Black Mask Magazine

black_mask_192804In a previous blog we discussed pulp magazines as an important publishing outlet for many writers and especially writers of mystery and detective stories. In this blog let’s focus on one of the more popular of these magazines–Black Mask.

H.L. Mencken

The Black Mask was launched in 1920 by H.L. Mencken and George Jean Nathan with an investment of five hundred dollars. I’m fond of this magazine for two reasons:  first, I live near the city of Baltimore and one of the founders, H.L. Mencken, a writer with the Baltimore Sun, remains a journalistic idol. Second, it’s the magazine that published the stories of Daly, Hammett, Gardner and Chandler and was known for developing the hard-boiled detective.

The magazine was started by the founders to generate dollars to support their literary magazine Smart Set which did not make money. Originally, The Black Mask was not dedicated to crime fiction but actually five magazines in one. According to the publishers the magazine offered the best available of adventure stories, mystery and detective stories, romance stories, love stories and the best stories of the occult.

New Ownership Brings More Crime

After producing just eight issues, Mencken and Nathan sold the magazine for $12,500 to Eltinge “Pop” Warner and Eugene Crowe, the publisher’s of both The Black Mask and Smart Set magazines. They published the magazine for two decades and during their ownership they moved the focus to hard-boiled stories filled with action.  

Editor Joseph “Cap” Shaw

Joseph Shaw was appointed editor in 1926 and promptly dropped “The” changing the magazine’s name to Black Mask. Shaw was an excellent editor but he was also known for his ability as a great writing coach and for seeking out new writers for the publication.  Although the magazine continued to publish some adventures and westerns, Shaw began to feature less of these genres and more and more of mystery, crime and detective stories.

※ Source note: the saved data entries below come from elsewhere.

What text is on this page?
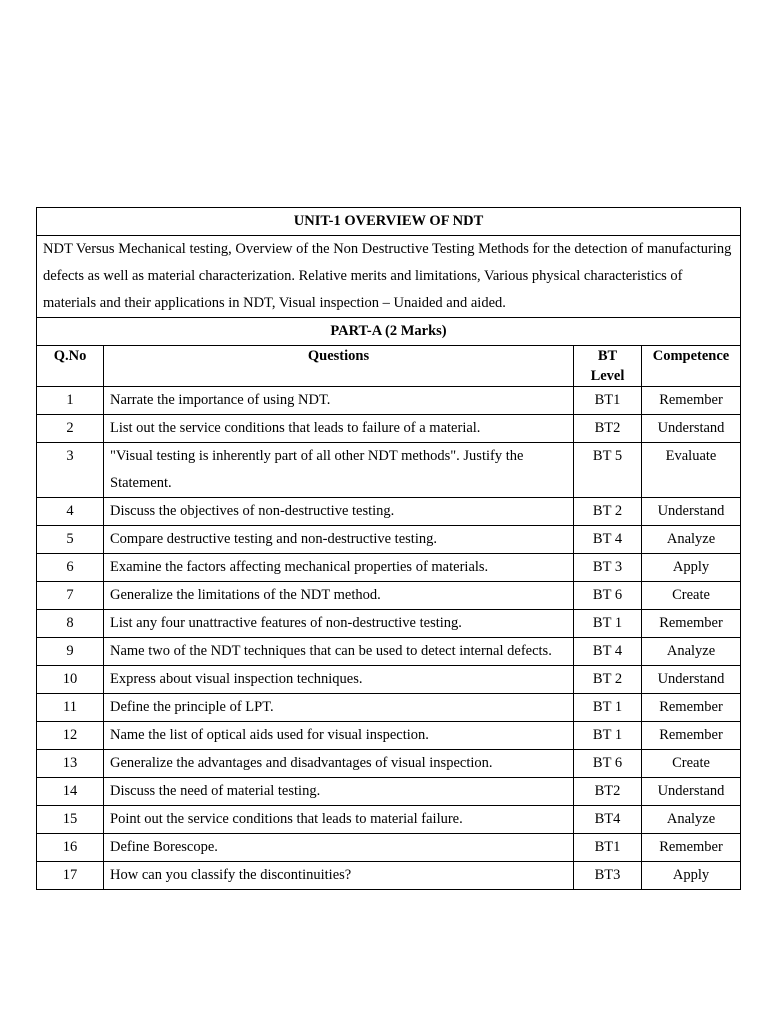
UNIT-1 OVERVIEW OF NDT			
NDT Versus Mechanical testing, Overview of the Non Destructive Testing Methods for the detection of manufacturing defects as well as material characterization. Relative merits and limitations, Various physical characteristics of materials and their applications in NDT, Visual inspection – Unaided and aided.			
PART-A (2 Marks)			
Q.No	Questions	BT Level	Competence
1	Narrate the importance of using NDT.	BT1	Remember
2	List out the service conditions that leads to failure of a material.	BT2	Understand
3	"Visual testing is inherently part of all other NDT methods". Justify the Statement.	BT 5	Evaluate
4	Discuss the objectives of non-destructive testing.	BT 2	Understand
5	Compare destructive testing and non-destructive testing.	BT 4	Analyze
6	Examine the factors affecting mechanical properties of materials.	BT 3	Apply
7	Generalize the limitations of the NDT method.	BT 6	Create
8	List any four unattractive features of non-destructive testing.	BT 1	Remember
9	Name two of the NDT techniques that can be used to detect internal defects.	BT 4	Analyze
10	Express about visual inspection techniques.	BT 2	Understand
11	Define the principle of LPT.	BT 1	Remember
12	Name the list of optical aids used for visual inspection.	BT 1	Remember
13	Generalize the advantages and disadvantages of visual inspection.	BT 6	Create
14	Discuss the need of material testing.	BT2	Understand
15	Point out the service conditions that leads to material failure.	BT4	Analyze
16	Define Borescope.	BT1	Remember
17	How can you classify the discontinuities?	BT3	Apply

Additionally Shaw often wrote editorials for the magazine on crime related topics like the jury system and gun control. He believed crime fiction had a moral responsibility. He held that criminals were always caught and that villains always received just punishment.

The detective stories appearing in Black Mask were more violent than other magazines. The detectives were wise-cracking and hard-boiled who often imposed their own version of justice on the criminals.

By December 1933 the magazine was publishing only crime stories. Its circulation had risen from 66,000 to over 103,000 per issue with a cover price of twenty cents.

1935 – The Next Phase

The magazine now had lots of competitors and circulation by 1935 had dropped back to 63,000. The owners wanted to cut the writer’s pay to offset the loss of subscribers. Shaw objected to this move and when the feud escalated he was fired. Many of the writers he recruited went with him when he left.

The first issue of 1937, after Shaw’s departure, listed F. Ellsworth as editor. The “F” stood for Fanny. Unlike Shaw who favored the hard-boiled detective, she wanted a softer and more emotional detective. These were the depression years and the action detective was replaced by a crime fighter who was often powerless against forces beyond his control but persevered to search for the truth. Even with this new approach the magazine continued to lose circulation and was sold to its competitor Dime Detective in 1940.

The End of Black Mask

Another editor was brought in who tried to return the magazine to the hard-boiled detective days of the past. During World War II the owners featured stories on spies and sabotage, designed covers with more sex and violence, reduced the size, raised the price and lowered the numbers of issues published annually. But like all pulp magazines they were up against the change in the reader’s habits. Readers now listened to radio, went to movies, read comics and bought cheap paperbacks. The magazine struggled through the 40’s and eventually ceased publication in 1951.

In 1985 there was an attempt to revive the magazine under the name The New Black Mask and featured noted crime writers like James Ellroy, Michael Collins and Sara Paretsky. The magazine also reprinted the original stories of Dashiell Hammett and Raymond Chandler. However, the magazine stopped publication in 1987 when they faced legal issues concerning the use of the name.

The First Crime Writers

One of the early contributors to the magazine was Carroll John Daly. Although Daly is best known for his character Race Williams, considered the first hard-boiled detective, Daly’s first “tough” detective story was Three Gun Terry featuring Terry Mack. Daly along with Dashiell Hammett is considered the writer of the original hard-boiled detective story. Hammett’s first published story in Black Mask in 1922 was The Road Home, although he published it using the pseudonym Peter Collinson.  Erle Stanley Gardner’s first story, The Shrieking Skeleton was also published under the pen name of Charles M. Green and Raymond Chandler’s first story Blackmailers Don’t Shoot was published in 1933. The magazine also featured complete novels serialized over several issues starting with the September issue of 1929 featuring the first installment of The Maltese Falcon.

The Importance of Black Mask

Black Mask had an important role in the history of detective stories. It was an incubator for the development of the detective genre but it was also an outlet for many of the best crime writers to get their stories before the reader. During its existence over 600 authors were published in Black Mask and readers were entertained with more than 2,500 stories.